Method selection and implementation depth are the primary bottlenecks, not code generation or task understanding. This suggests that future improvements in agent architecture should focus on method selection and resource management rather than language model capabilities alone.
Cross-discipline integration remains a distinct challenge, as evidenced by the wider performance gap on interdisciplinary tasks.
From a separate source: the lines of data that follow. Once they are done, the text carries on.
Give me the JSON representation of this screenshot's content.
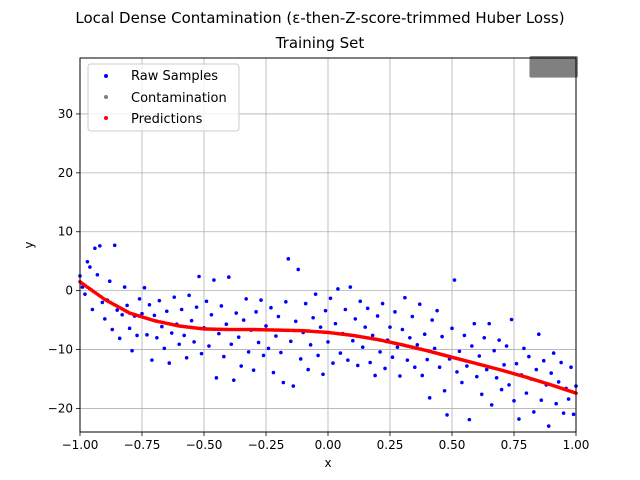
{
  "chart_data": {
    "type": "scatter",
    "title": "Local Dense Contamination (ε-then-Z-score-trimmed Huber Loss)",
    "subtitle": "Training Set",
    "xlabel": "x",
    "ylabel": "y",
    "xlim": [
      -1.0,
      1.0
    ],
    "ylim": [
      -24,
      39.5
    ],
    "xticks": [
      -1.0,
      -0.75,
      -0.5,
      -0.25,
      0.0,
      0.25,
      0.5,
      0.75,
      1.0
    ],
    "xtick_labels": [
      "−1.00",
      "−0.75",
      "−0.50",
      "−0.25",
      "0.00",
      "0.25",
      "0.50",
      "0.75",
      "1.00"
    ],
    "yticks": [
      -20,
      -10,
      0,
      10,
      20,
      30
    ],
    "ytick_labels": [
      "−20",
      "−10",
      "0",
      "10",
      "20",
      "30"
    ],
    "grid": true,
    "legend_position": "top-left",
    "series": [
      {
        "name": "Raw Samples",
        "color": "#0000ff",
        "points": [
          [
            -1.0,
            2.5
          ],
          [
            -0.99,
            0.6
          ],
          [
            -0.98,
            -0.6
          ],
          [
            -0.97,
            4.9
          ],
          [
            -0.96,
            4.0
          ],
          [
            -0.95,
            -3.2
          ],
          [
            -0.94,
            7.2
          ],
          [
            -0.93,
            2.7
          ],
          [
            -0.92,
            7.6
          ],
          [
            -0.91,
            -2.0
          ],
          [
            -0.9,
            -4.8
          ],
          [
            -0.89,
            -1.6
          ],
          [
            -0.88,
            1.6
          ],
          [
            -0.87,
            -6.6
          ],
          [
            -0.86,
            7.7
          ],
          [
            -0.85,
            -3.3
          ],
          [
            -0.84,
            -8.1
          ],
          [
            -0.83,
            -4.1
          ],
          [
            -0.82,
            0.6
          ],
          [
            -0.81,
            -2.5
          ],
          [
            -0.8,
            -6.4
          ],
          [
            -0.79,
            -10.2
          ],
          [
            -0.78,
            -4.3
          ],
          [
            -0.77,
            -7.6
          ],
          [
            -0.76,
            -1.4
          ],
          [
            -0.75,
            -3.9
          ],
          [
            -0.74,
            0.5
          ],
          [
            -0.73,
            -7.5
          ],
          [
            -0.72,
            -2.4
          ],
          [
            -0.71,
            -11.8
          ],
          [
            -0.7,
            -4.2
          ],
          [
            -0.69,
            -8.0
          ],
          [
            -0.68,
            -1.7
          ],
          [
            -0.67,
            -6.1
          ],
          [
            -0.66,
            -9.8
          ],
          [
            -0.65,
            -3.5
          ],
          [
            -0.64,
            -12.3
          ],
          [
            -0.63,
            -7.2
          ],
          [
            -0.62,
            -1.1
          ],
          [
            -0.61,
            -5.7
          ],
          [
            -0.6,
            -9.1
          ],
          [
            -0.59,
            -3.2
          ],
          [
            -0.58,
            -7.6
          ],
          [
            -0.57,
            -11.4
          ],
          [
            -0.56,
            -0.8
          ],
          [
            -0.55,
            -5.1
          ],
          [
            -0.54,
            -8.7
          ],
          [
            -0.53,
            -2.8
          ],
          [
            -0.52,
            2.4
          ],
          [
            -0.51,
            -10.7
          ],
          [
            -0.5,
            -6.3
          ],
          [
            -0.49,
            -1.8
          ],
          [
            -0.48,
            -9.4
          ],
          [
            -0.47,
            -4.1
          ],
          [
            -0.46,
            1.8
          ],
          [
            -0.45,
            -14.8
          ],
          [
            -0.44,
            -7.3
          ],
          [
            -0.43,
            -2.6
          ],
          [
            -0.42,
            -11.2
          ],
          [
            -0.41,
            -5.7
          ],
          [
            -0.4,
            2.3
          ],
          [
            -0.39,
            -9.1
          ],
          [
            -0.38,
            -15.2
          ],
          [
            -0.37,
            -3.8
          ],
          [
            -0.36,
            -7.9
          ],
          [
            -0.35,
            -12.8
          ],
          [
            -0.34,
            -5.0
          ],
          [
            -0.33,
            -1.4
          ],
          [
            -0.32,
            -10.4
          ],
          [
            -0.31,
            -6.7
          ],
          [
            -0.3,
            -13.5
          ],
          [
            -0.29,
            -3.6
          ],
          [
            -0.28,
            -8.8
          ],
          [
            -0.27,
            -1.6
          ],
          [
            -0.26,
            -11.0
          ],
          [
            -0.25,
            -6.0
          ],
          [
            -0.24,
            -9.8
          ],
          [
            -0.23,
            -2.9
          ],
          [
            -0.22,
            -13.9
          ],
          [
            -0.21,
            -7.7
          ],
          [
            -0.2,
            -4.4
          ],
          [
            -0.19,
            -10.5
          ],
          [
            -0.18,
            -15.6
          ],
          [
            -0.17,
            -1.9
          ],
          [
            -0.16,
            5.4
          ],
          [
            -0.15,
            -8.6
          ],
          [
            -0.14,
            -16.2
          ],
          [
            -0.13,
            -5.2
          ],
          [
            -0.12,
            3.6
          ],
          [
            -0.11,
            -11.6
          ],
          [
            -0.1,
            -7.1
          ],
          [
            -0.09,
            -2.2
          ],
          [
            -0.08,
            -13.4
          ],
          [
            -0.07,
            -9.2
          ],
          [
            -0.06,
            -4.6
          ],
          [
            -0.05,
            -0.6
          ],
          [
            -0.04,
            -11.0
          ],
          [
            -0.03,
            -6.2
          ],
          [
            -0.02,
            -14.2
          ],
          [
            -0.01,
            -3.4
          ],
          [
            0.0,
            -8.7
          ],
          [
            0.01,
            -1.3
          ],
          [
            0.02,
            -12.3
          ],
          [
            0.03,
            -5.6
          ],
          [
            0.04,
            0.3
          ],
          [
            0.05,
            -10.6
          ],
          [
            0.06,
            -7.3
          ],
          [
            0.07,
            -3.2
          ],
          [
            0.08,
            -11.8
          ],
          [
            0.09,
            0.6
          ],
          [
            0.1,
            -8.5
          ],
          [
            0.11,
            -4.8
          ],
          [
            0.12,
            -12.7
          ],
          [
            0.13,
            -1.8
          ],
          [
            0.14,
            -9.6
          ],
          [
            0.15,
            -6.2
          ],
          [
            0.16,
            -3.0
          ],
          [
            0.17,
            -12.2
          ],
          [
            0.18,
            -7.6
          ],
          [
            0.19,
            -14.4
          ],
          [
            0.2,
            -4.3
          ],
          [
            0.21,
            -10.4
          ],
          [
            0.22,
            -2.2
          ],
          [
            0.23,
            -13.2
          ],
          [
            0.24,
            -8.4
          ],
          [
            0.25,
            -6.2
          ],
          [
            0.26,
            -11.3
          ],
          [
            0.27,
            -3.6
          ],
          [
            0.28,
            -9.6
          ],
          [
            0.29,
            -14.5
          ],
          [
            0.3,
            -6.6
          ],
          [
            0.31,
            -1.2
          ],
          [
            0.32,
            -11.8
          ],
          [
            0.33,
            -8.0
          ],
          [
            0.34,
            -4.4
          ],
          [
            0.35,
            -13.0
          ],
          [
            0.36,
            -9.2
          ],
          [
            0.37,
            -2.3
          ],
          [
            0.38,
            -14.4
          ],
          [
            0.39,
            -7.4
          ],
          [
            0.4,
            -11.7
          ],
          [
            0.41,
            -18.2
          ],
          [
            0.42,
            -5.0
          ],
          [
            0.43,
            -9.8
          ],
          [
            0.44,
            -3.4
          ],
          [
            0.45,
            -13.0
          ],
          [
            0.46,
            -7.8
          ],
          [
            0.47,
            -17.0
          ],
          [
            0.48,
            -21.1
          ],
          [
            0.49,
            -11.6
          ],
          [
            0.5,
            -6.4
          ],
          [
            0.51,
            1.8
          ],
          [
            0.52,
            -13.8
          ],
          [
            0.53,
            -10.3
          ],
          [
            0.54,
            -15.6
          ],
          [
            0.55,
            -7.6
          ],
          [
            0.56,
            -12.8
          ],
          [
            0.57,
            -21.9
          ],
          [
            0.58,
            -9.4
          ],
          [
            0.59,
            -5.6
          ],
          [
            0.6,
            -14.6
          ],
          [
            0.61,
            -11.1
          ],
          [
            0.62,
            -17.6
          ],
          [
            0.63,
            -8.0
          ],
          [
            0.64,
            -13.4
          ],
          [
            0.65,
            -5.6
          ],
          [
            0.66,
            -19.4
          ],
          [
            0.67,
            -10.2
          ],
          [
            0.68,
            -14.8
          ],
          [
            0.69,
            -8.4
          ],
          [
            0.7,
            -16.8
          ],
          [
            0.71,
            -12.6
          ],
          [
            0.72,
            -9.4
          ],
          [
            0.73,
            -16.0
          ],
          [
            0.74,
            -4.9
          ],
          [
            0.75,
            -18.7
          ],
          [
            0.76,
            -12.4
          ],
          [
            0.77,
            -21.8
          ],
          [
            0.78,
            -14.3
          ],
          [
            0.79,
            -9.8
          ],
          [
            0.8,
            -17.4
          ],
          [
            0.81,
            -11.2
          ],
          [
            0.82,
            -15.0
          ],
          [
            0.83,
            -20.6
          ],
          [
            0.84,
            -13.4
          ],
          [
            0.85,
            -7.4
          ],
          [
            0.86,
            -18.6
          ],
          [
            0.87,
            -11.9
          ],
          [
            0.88,
            -16.0
          ],
          [
            0.89,
            -23.0
          ],
          [
            0.9,
            -14.0
          ],
          [
            0.91,
            -10.6
          ],
          [
            0.92,
            -19.2
          ],
          [
            0.93,
            -15.5
          ],
          [
            0.94,
            -12.2
          ],
          [
            0.95,
            -20.8
          ],
          [
            0.96,
            -16.6
          ],
          [
            0.97,
            -18.4
          ],
          [
            0.98,
            -13.0
          ],
          [
            0.99,
            -21.0
          ],
          [
            1.0,
            -16.2
          ]
        ]
      },
      {
        "name": "Contamination",
        "color": "#808080",
        "region": {
          "x_range": [
            0.82,
            1.0
          ],
          "y_range": [
            36.5,
            39.5
          ]
        }
      },
      {
        "name": "Predictions",
        "color": "#ff0000",
        "x": [
          -1.0,
          -0.9,
          -0.8,
          -0.7,
          -0.6,
          -0.5,
          -0.4,
          -0.3,
          -0.2,
          -0.1,
          0.0,
          0.1,
          0.2,
          0.3,
          0.4,
          0.5,
          0.6,
          0.7,
          0.8,
          0.9,
          1.0
        ],
        "values": [
          1.5,
          -1.5,
          -3.8,
          -5.1,
          -6.0,
          -6.5,
          -6.6,
          -6.6,
          -6.7,
          -6.8,
          -7.1,
          -7.6,
          -8.3,
          -9.2,
          -10.2,
          -11.3,
          -12.4,
          -13.5,
          -14.7,
          -16.0,
          -17.4
        ]
      }
    ]
  }
}
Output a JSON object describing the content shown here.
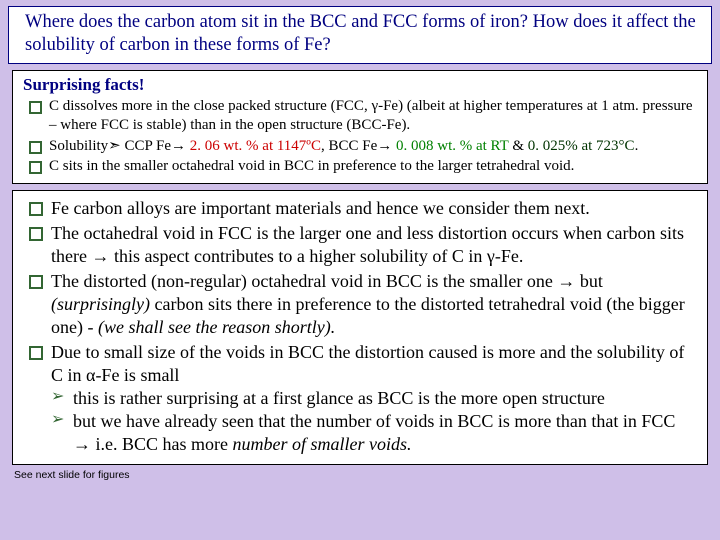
{
  "title": "Where does the carbon atom sit in the BCC and FCC forms of iron? How does  it affect the solubility of carbon in these forms of Fe?",
  "facts": {
    "heading": "Surprising facts!",
    "items": {
      "i1": "C dissolves more in the close packed structure (FCC, γ-Fe) (albeit at higher temperatures at 1 atm. pressure – where FCC is stable) than in the open structure (BCC-Fe).",
      "i2_pre": "Solubility➣  CCP Fe→ ",
      "i2_red1": "2. 06 wt. % at 1147ºC",
      "i2_mid": ", BCC Fe→ ",
      "i2_grn": "0. 008 wt. % at RT",
      "i2_amp": " & ",
      "i2_dgrn": "0. 025% at 723°C",
      "i2_end": ".",
      "i3": "C sits in the smaller octahedral void in BCC in preference to the larger tetrahedral void."
    }
  },
  "body": {
    "b1": "Fe carbon alloys are important materials and hence we consider them next.",
    "b2": "The octahedral void in FCC is the larger one and less distortion occurs when carbon sits there → this aspect contributes to a higher solubility of C in γ-Fe.",
    "b3_pre": "The distorted (non-regular) octahedral void in BCC is the smaller one → but ",
    "b3_it1": "(surprisingly)",
    "b3_mid": " carbon sits there in preference to the distorted tetrahedral void (the bigger one) - ",
    "b3_it2": "(we shall see the reason shortly).",
    "b4": "Due to small size of the voids in BCC the distortion caused is more and the solubility of C in α-Fe is small",
    "b4_s1": "this is rather surprising at a first glance as BCC is the more open structure",
    "b4_s2_pre": "but we have already seen that the number of voids in BCC is more than that in FCC → i.e. BCC has more ",
    "b4_s2_it": "number of smaller voids."
  },
  "footnote": "See next slide for figures"
}
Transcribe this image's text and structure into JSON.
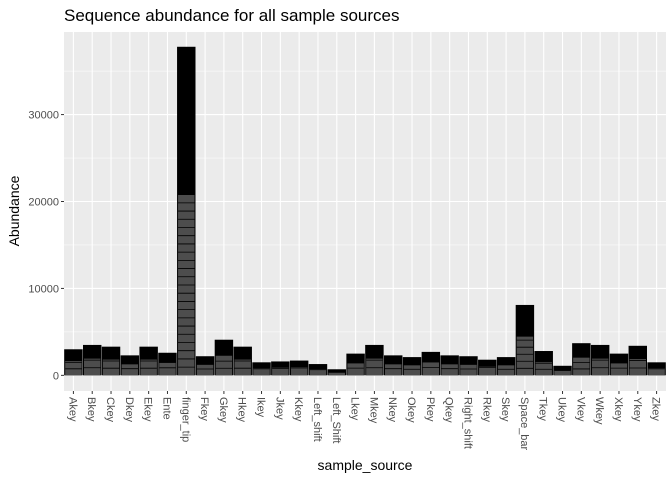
{
  "chart_data": {
    "type": "bar",
    "title": "Sequence abundance for all sample sources",
    "xlabel": "sample_source",
    "ylabel": "Abundance",
    "ylim": [
      -1800,
      39500
    ],
    "yticks": [
      0,
      10000,
      20000,
      30000
    ],
    "ytick_labels": [
      "0",
      "10000",
      "20000",
      "30000"
    ],
    "grid": true,
    "panel_background": "#ebebeb",
    "grid_color": "#ffffff",
    "bar_fill_top": "#000000",
    "bar_fill_lower": "#4d4d4d",
    "categories": [
      "Akey",
      "Bkey",
      "Ckey",
      "Dkey",
      "Ekey",
      "Ente",
      "finger_tip",
      "Fkey",
      "Gkey",
      "Hkey",
      "Ikey",
      "Jkey",
      "Kkey",
      "Left_shift",
      "Left_Shift",
      "Lkey",
      "Mkey",
      "Nkey",
      "Okey",
      "Pkey",
      "Qkey",
      "Right_shift",
      "Rkey",
      "Skey",
      "Space_bar",
      "Tkey",
      "Ukey",
      "Vkey",
      "Wkey",
      "Xkey",
      "Ykey",
      "Zkey"
    ],
    "values": [
      3000,
      3500,
      3300,
      2300,
      3300,
      2600,
      37800,
      2200,
      4100,
      3300,
      1500,
      1600,
      1700,
      1300,
      700,
      2500,
      3500,
      2300,
      2100,
      2700,
      2300,
      2200,
      1800,
      2100,
      8100,
      2800,
      1100,
      3700,
      3500,
      2500,
      3400,
      1500
    ]
  }
}
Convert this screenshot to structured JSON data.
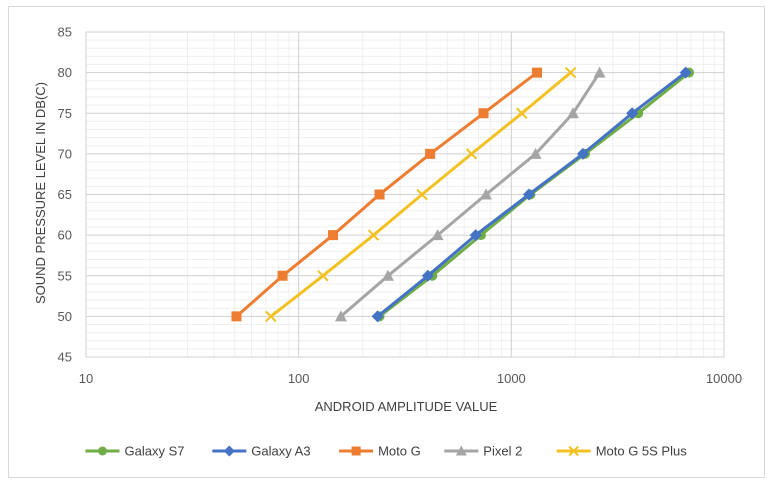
{
  "chart_data": {
    "type": "line",
    "title": "",
    "xlabel": "ANDROID AMPLITUDE VALUE",
    "ylabel": "SOUND PRESSURE LEVEL IN DB(C)",
    "x_scale": "log",
    "xlim": [
      10,
      10000
    ],
    "ylim": [
      45,
      85
    ],
    "x_ticks": [
      10,
      100,
      1000,
      10000
    ],
    "x_tick_labels": [
      "10",
      "100",
      "1000",
      "10000"
    ],
    "y_ticks": [
      45,
      50,
      55,
      60,
      65,
      70,
      75,
      80,
      85
    ],
    "y_tick_labels": [
      "45",
      "50",
      "55",
      "60",
      "65",
      "70",
      "75",
      "80",
      "85"
    ],
    "grid": true,
    "legend_position": "bottom",
    "series": [
      {
        "name": "Galaxy S7",
        "color": "#70ad47",
        "marker": "circle",
        "points": [
          [
            240,
            50
          ],
          [
            425,
            55
          ],
          [
            720,
            60
          ],
          [
            1230,
            65
          ],
          [
            2220,
            70
          ],
          [
            3950,
            75
          ],
          [
            6850,
            80
          ]
        ]
      },
      {
        "name": "Galaxy A3",
        "color": "#4472c4",
        "marker": "diamond",
        "points": [
          [
            235,
            50
          ],
          [
            405,
            55
          ],
          [
            680,
            60
          ],
          [
            1210,
            65
          ],
          [
            2170,
            70
          ],
          [
            3700,
            75
          ],
          [
            6600,
            80
          ]
        ]
      },
      {
        "name": "Moto G",
        "color": "#ed7d31",
        "marker": "square",
        "points": [
          [
            51,
            50
          ],
          [
            84,
            55
          ],
          [
            145,
            60
          ],
          [
            240,
            65
          ],
          [
            415,
            70
          ],
          [
            740,
            75
          ],
          [
            1320,
            80
          ]
        ]
      },
      {
        "name": "Pixel 2",
        "color": "#a5a5a5",
        "marker": "triangle",
        "points": [
          [
            158,
            50
          ],
          [
            263,
            55
          ],
          [
            450,
            60
          ],
          [
            760,
            65
          ],
          [
            1300,
            70
          ],
          [
            1950,
            75
          ],
          [
            2600,
            80
          ]
        ]
      },
      {
        "name": "Moto G 5S Plus",
        "color": "#f2c224",
        "marker": "x",
        "points": [
          [
            74,
            50
          ],
          [
            130,
            55
          ],
          [
            225,
            60
          ],
          [
            380,
            65
          ],
          [
            650,
            70
          ],
          [
            1120,
            75
          ],
          [
            1900,
            80
          ]
        ]
      }
    ]
  }
}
This aligns with the observation that contemporary scientists face increasingly restrictive information cocoons.

Practical Implications

NatureGym provides a reusable pipeline for converting published papers into reproducible, containerized benchmark tasks, addressing the long-standing environment-fragmentation problem in AI-for-Science evaluation.
The benchmark establishes a credible Discovery-oriented evaluation protocol that separates genuine algorithmic progress from engineering optimization and shortcut-taking, providing a more rigorous standard for evaluating scientific coding agents.
The finding that agents succeed primarily through "supervised proxy prediction" suggests that current agent capabilities are best suited for tasks that can be reformulated as standard ML problems, and poorly suited for tasks requiring novel scientific insight.

Conclusion

NatureBench demonstrates that current frontier coding agents remain far from matching published SOTA on genuine scientific problems from Nature-family papers, with the strongest agent (Claude Opus 4.7) surpassing SOTA on only 17.8% of tasks. The dominant success pathway is methodological translation — converting scientific tasks into familiar supervised-prediction problems — rather than genuine scientific invention. Failures are dominated by wrong method choice and insufficient compute budget, not by task misunderstanding.

The authors release:

NatureBench: 90 Nature-sourced tasks across six scientific domains
NatureGym: The automated pipeline for constructing task packages from papers
A public leaderboard with maintainer-side reproduction

Future directions include turning the same benchmark substrate into training data for future scientific-discovery agents, enabling AI systems to learn directly from the task packages how to discover methods that advance the state of the art across disciplines.